Ecosyste.ms: Awesome
An open API service indexing awesome lists of open source software.
https://github.com/hasibzunair/msl-recognition
[WACV'2024] Official code for paper Learning to Recognize Occluded and Small Objects with Partial Inputs.
https://github.com/hasibzunair/msl-recognition
Last synced: about 2 months ago
JSON representation
[WACV'2024] Official code for paper Learning to Recognize Occluded and Small Objects with Partial Inputs.
- Host: GitHub
- URL: https://github.com/hasibzunair/msl-recognition
- Owner: hasibzunair
- Created: 2022-03-25T16:04:21.000Z (almost 3 years ago)
- Default Branch: main
- Last Pushed: 2024-07-23T21:03:24.000Z (5 months ago)
- Last Synced: 2024-07-24T00:13:09.819Z (5 months ago)
- Language: Python
- Homepage: https://hasibzunair.github.io/msl-recognition/
- Size: 25.9 MB
- Stars: 1
- Watchers: 2
- Forks: 1
- Open Issues: 0
-
Metadata Files:
- Readme: README.md
Awesome Lists containing this project
README
# MSL
**Concordia University**
Hasib Zunair and A. Ben Hamza
[[`Paper`](https://arxiv.org/abs/2310.18517)] [[`Project`](https://hasibzunair.github.io/msl-recognition/)] [[`Demo`](https://huggingface.co/spaces/hasibzunair/msl-recognition-demo)] [[`BibTeX`](#5-citation)]
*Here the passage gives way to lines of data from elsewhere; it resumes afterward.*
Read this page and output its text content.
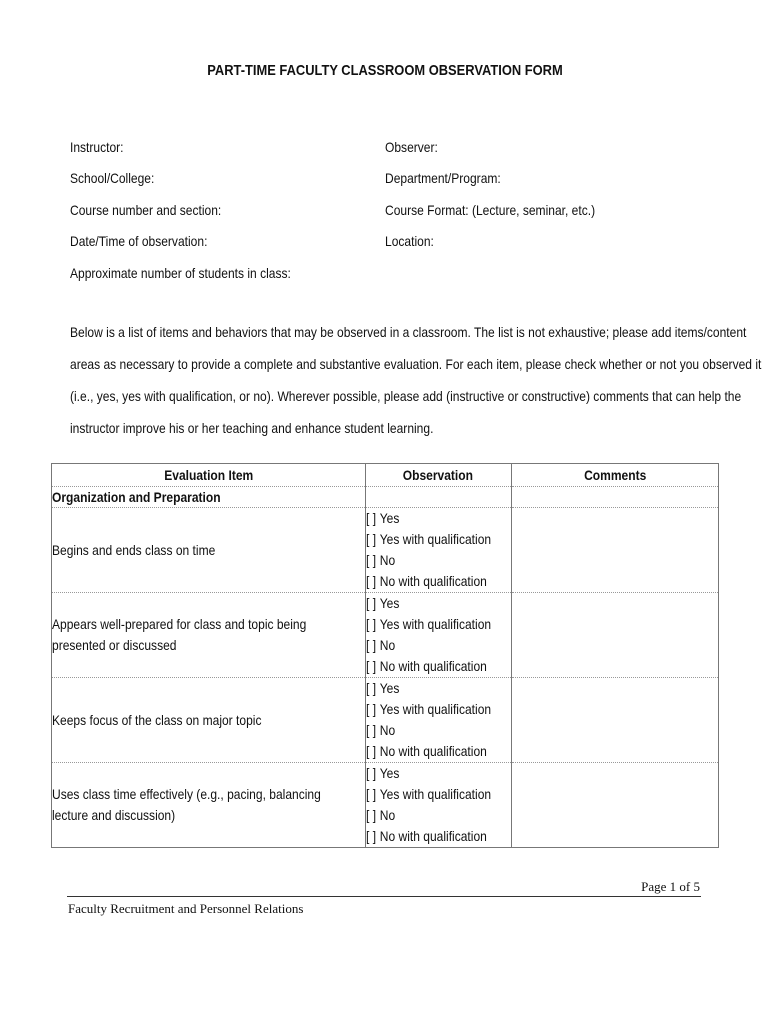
PART-TIME FACULTY CLASSROOM OBSERVATION FORM
Instructor:	Observer:
School/College:	Department/Program:
Course number and section:	Course Format: (Lecture, seminar, etc.)
Date/Time of observation:	Location:
Approximate number of students in class:

Below is a list of items and behaviors that may be observed in a classroom. The list is not exhaustive; please add items/content

areas as necessary to provide a complete and substantive evaluation. For each item, please check whether or not you observed it

(i.e., yes, yes with qualification, or no). Wherever possible, please add (instructive or constructive) comments that can help the

instructor improve his or her teaching and enhance student learning.

Evaluation Item	Observation	Comments
Organization and Preparation		
Begins and ends class on time	[ ] Yes
[ ] Yes with qualification
[ ] No
[ ] No with qualification	

Appears well-prepared for class and topic being
presented or discussed	[ ] Yes
[ ] Yes with qualification
[ ] No
[ ] No with qualification	

Keeps focus of the class on major topic	[ ] Yes
[ ] Yes with qualification
[ ] No
[ ] No with qualification	

Uses class time effectively (e.g., pacing, balancing
lecture and discussion)	[ ] Yes
[ ] Yes with qualification
[ ] No
[ ] No with qualification	

Page 1 of 5
Faculty Recruitment and Personnel Relations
This is official code for our **WACV 2024 paper**:
[Learning to Recognize Occluded and Small Objects with Partial Inputs](https://arxiv.org/abs/2310.18517)![MSL Design](./media/figure.png)
We propose a learning algorithm to explicitly focus on context from neighbouring regions around objects and learn a distribution of association across classes. Ideally to handle situations in-the-wild where only part of some object class is visible, but where us humans might readily use context to infer the classes presence.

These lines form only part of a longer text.